There are many possibilities in a congeries[2] of possibilities, to refashion a phrase chosen by Judge Alito in the Moore case, supra, in which he wrote to announce that he would have stayed the North Carolina Supreme Court's decision that the North Carolina Legislature violated provisions of the North Carolina State Constitution. As we have seen from recent events, there is more to come whether we expect it or not, and at this point, whether we like it or not.
Please read the disclaimer. ©2022 Dennis J. Wall. All rights reserved.
[1] Without distracting from the focus here, it is worth noting that the North Carolina Supreme Court's decision involved "strict scrutiny" under the North Carolina Constitution of the North Carolina Legislature's districting maps in this case. The majority of the North Carolina Supreme Court held that what the majority called the Free Elections, Equal Protection, Free Speech and Freedom of Assembly provisions in the North Carolina Constitution convey fundamental rights. Harper v. Hall, ___ S.E.2d ___, No. 413PA21, 2022-NCSC-17, 2022 WL 496215, at ¶ 179, p. *42 (N.C. Feb. 14, 2022). Together, these provisions of the North Carolina Constitution convey a further fundamental right: "The right to vote on equal terms is a fundamental right in this state[.]" Harper v. Hall, 2022 WL 496215, at ¶ 181, p. *43. The second part of the strict scrutiny test applied in North Carolina requires a compelling State justification for its action. There was no compelling justification here, the North Carolina Supreme Court ruled: "Partisan advantage, however, is not a compelling governmental interest." Harper v. Hall, 2022 WL 496215, at ¶ 181, p. *43.
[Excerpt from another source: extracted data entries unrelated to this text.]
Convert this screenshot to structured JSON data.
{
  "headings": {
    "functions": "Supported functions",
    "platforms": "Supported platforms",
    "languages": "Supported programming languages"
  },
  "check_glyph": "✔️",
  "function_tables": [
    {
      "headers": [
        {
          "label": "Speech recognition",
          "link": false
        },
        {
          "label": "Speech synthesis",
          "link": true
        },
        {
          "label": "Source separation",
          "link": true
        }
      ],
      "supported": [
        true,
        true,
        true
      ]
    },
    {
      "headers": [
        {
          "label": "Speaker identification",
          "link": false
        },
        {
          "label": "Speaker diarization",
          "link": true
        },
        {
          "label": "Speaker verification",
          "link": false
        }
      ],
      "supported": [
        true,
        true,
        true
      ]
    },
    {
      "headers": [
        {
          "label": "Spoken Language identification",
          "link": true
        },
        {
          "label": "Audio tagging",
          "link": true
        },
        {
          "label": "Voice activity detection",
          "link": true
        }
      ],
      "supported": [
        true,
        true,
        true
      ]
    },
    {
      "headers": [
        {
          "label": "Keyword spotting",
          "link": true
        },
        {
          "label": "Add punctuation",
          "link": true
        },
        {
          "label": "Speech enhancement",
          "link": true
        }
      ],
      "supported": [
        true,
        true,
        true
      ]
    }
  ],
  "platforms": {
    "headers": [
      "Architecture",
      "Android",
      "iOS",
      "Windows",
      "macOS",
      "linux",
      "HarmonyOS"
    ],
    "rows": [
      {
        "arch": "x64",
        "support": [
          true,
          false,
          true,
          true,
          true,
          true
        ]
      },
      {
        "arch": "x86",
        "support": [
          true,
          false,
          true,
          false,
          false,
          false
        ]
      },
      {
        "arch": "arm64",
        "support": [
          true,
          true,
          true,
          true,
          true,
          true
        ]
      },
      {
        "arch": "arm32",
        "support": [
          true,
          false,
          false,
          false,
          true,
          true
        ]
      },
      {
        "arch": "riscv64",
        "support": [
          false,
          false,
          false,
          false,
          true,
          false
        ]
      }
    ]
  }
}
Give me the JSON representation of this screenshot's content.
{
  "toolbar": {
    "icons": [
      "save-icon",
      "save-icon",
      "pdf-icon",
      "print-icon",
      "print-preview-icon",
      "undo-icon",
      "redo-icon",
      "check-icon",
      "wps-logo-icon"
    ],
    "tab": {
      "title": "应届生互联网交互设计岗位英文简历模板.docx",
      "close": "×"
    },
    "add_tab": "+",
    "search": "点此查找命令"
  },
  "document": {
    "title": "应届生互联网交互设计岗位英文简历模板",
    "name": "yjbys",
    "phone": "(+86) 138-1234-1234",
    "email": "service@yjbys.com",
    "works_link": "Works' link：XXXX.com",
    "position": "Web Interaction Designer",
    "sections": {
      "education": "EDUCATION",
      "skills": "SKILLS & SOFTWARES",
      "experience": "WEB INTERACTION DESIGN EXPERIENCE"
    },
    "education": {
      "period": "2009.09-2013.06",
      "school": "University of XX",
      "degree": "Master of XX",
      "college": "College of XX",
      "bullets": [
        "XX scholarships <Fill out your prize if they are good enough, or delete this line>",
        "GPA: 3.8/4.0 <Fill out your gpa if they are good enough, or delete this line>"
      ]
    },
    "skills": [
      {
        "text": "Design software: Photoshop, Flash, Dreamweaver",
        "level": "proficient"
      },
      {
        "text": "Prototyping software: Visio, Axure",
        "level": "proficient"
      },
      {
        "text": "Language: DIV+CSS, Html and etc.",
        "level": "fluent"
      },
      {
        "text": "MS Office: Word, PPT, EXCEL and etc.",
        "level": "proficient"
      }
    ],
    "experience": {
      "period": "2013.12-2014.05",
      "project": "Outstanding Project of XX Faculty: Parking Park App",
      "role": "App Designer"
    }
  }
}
[2] I looked up the word, "congeries," not because I did not necessarily know what it means but because applying an old tactic I wanted to learn what might be in Justice Alito's mind when he wrote it. Webster's defines "congeries" as an aggregation or collection. Among the synonyms given by Roget's Thesaurus are "mass," "lump," and "amassment." Interesting word to describe fundamental rights, "a congeries" of State Constitutional provisions that went unaddressed in Washington.